It was so mysterious! I began
to suspect it was diamonds for me, but knew I never could wear them, and
was dreadfully afraid that I was going to be tempted, when slowly, bead
by bead, came out this amber necklace. Lu fairly screamed; as for me, I
just drew breath after breath, without a word. Of course they were for
me;--I reached my hands for them.
"Oh, wait!" said papa. "Yone or Lu?"
"Now how absurd, papa!" I exclaimed. "Such things for Lu!"

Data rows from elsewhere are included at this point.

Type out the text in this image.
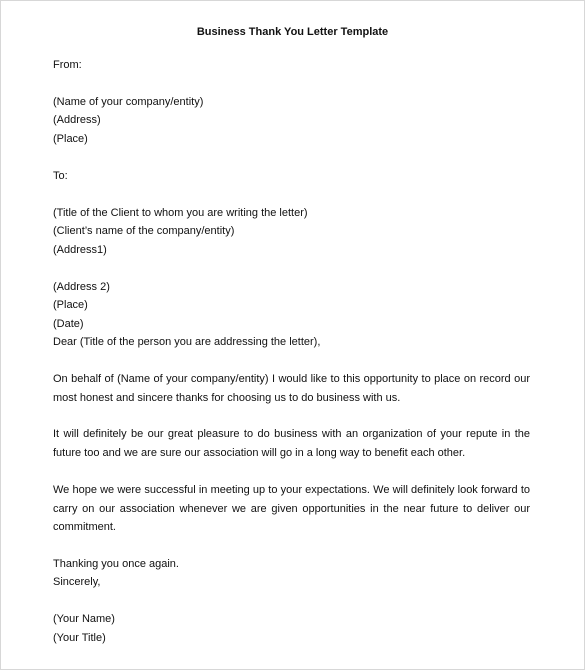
Business Thank You Letter Template
From:
(Name of your company/entity)
(Address)
(Place)
To:
(Title of the Client to whom you are writing the letter)
(Client’s name of the company/entity)
(Address1)
(Address 2)
(Place)
(Date)
Dear (Title of the person you are addressing the letter),
On behalf of (Name of your company/entity) I would like to this opportunity to place on record our most honest and sincere thanks for choosing us to do business with us.
It will definitely be our great pleasure to do business with an organization of your repute in the future too and we are sure our association will go in a long way to benefit each other.
We hope we were successful in meeting up to your expectations. We will definitely look forward to carry on our association whenever we are given opportunities in the near future to deliver our commitment.
Thanking you once again.
Sincerely,
(Your Name)
(Your Title)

"Why not?" asked Lu,--rather faintly now, for she knew I always carried
my point.
"The idea of you in amber, Lu! It's too foreign; no sympathy between
you!"
"Stop, stop!" said papa. "You shan't crowd little Lu out of them. What
do you want them for, Lu?"
"To wear," quavered Lu,--"like the balls the Roman ladies carried for
coolness."
"Well, then, you ought to have them. What do you want them for, Yone?"
"Oh, if Lu's going to have them, I _don't_ want them."
"But give a reason, child."
"Why, to wear, too,--to look at,--to have and to hold for better, for
worse,--to say my prayers on," for a bright idea struck me, "to say
my prayers on, like the Florence rosary.